By IANS,
Islamabad: A day after his tirade against India, Pakistan’s Foreign Minister Shah Mahmood Qureshi Saturday toned down his rhetoric saying Pakistan is very serious about normalising bilateral ties and stressed that the decision to continue talks is a “good augury”.
“We are very serious about normalising our relations with India. I met with my Indian counterpart in Islamabad just day before yesterday. We agreed to embark on a sustained dialogue process. The decision to continue the talks is a good augury,” said Qureshi.

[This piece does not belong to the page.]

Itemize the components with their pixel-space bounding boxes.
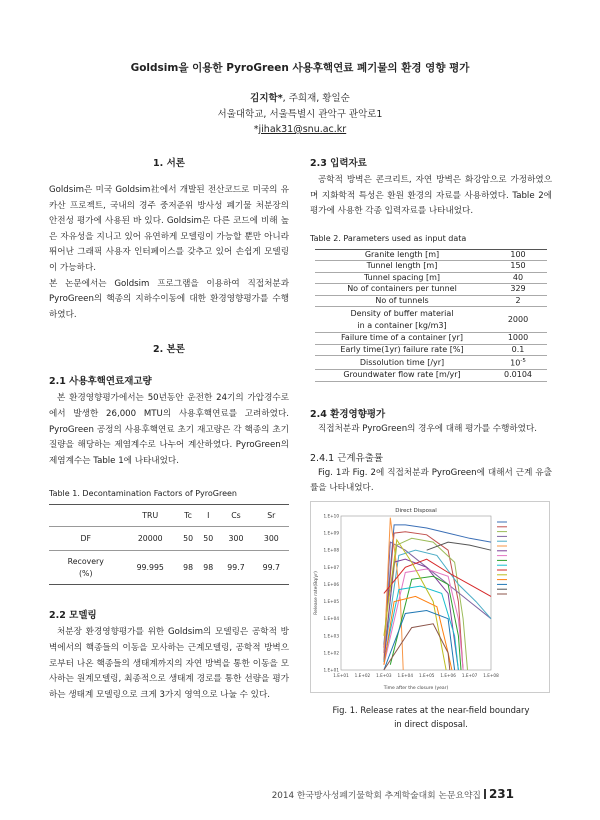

Emphasising that normal relation between Pakistan and India will have far-reaching salutary effects for South Asia and beyond, he said: “Pakistan will do its utmost to make this happen”.
“For too long, Pakistan and India have been entangled in a relationship of conflict. It is high time our two countries engage, with full sincerity of purpose, to resolve all bilateral disputes and make a new beginning of normal relations anchored in sovereign equality and mutual interest,” Qureshi said in his opening remarks at a meeting of officials of the Friends of Democratic Pakistan (FODP) forum.
The talks between Qureshi and Indian Foreign Ministry S.M. Krishna Thursday ended in a deadlock over Pakistan raking up human rights violations in Jammu and Kashmir and India’s insistence that Pakistan give a timeframe for completing trial of the 26/11 terrorists.
At a press conference in Islamabad, Qureshi Friday took potshots at Krishna and launched a broadside against what he called India’s “selective focus on terror”. He even said the “Indian foreign minister received foreign policy directions from New Delhi repeatedly during our meeting”.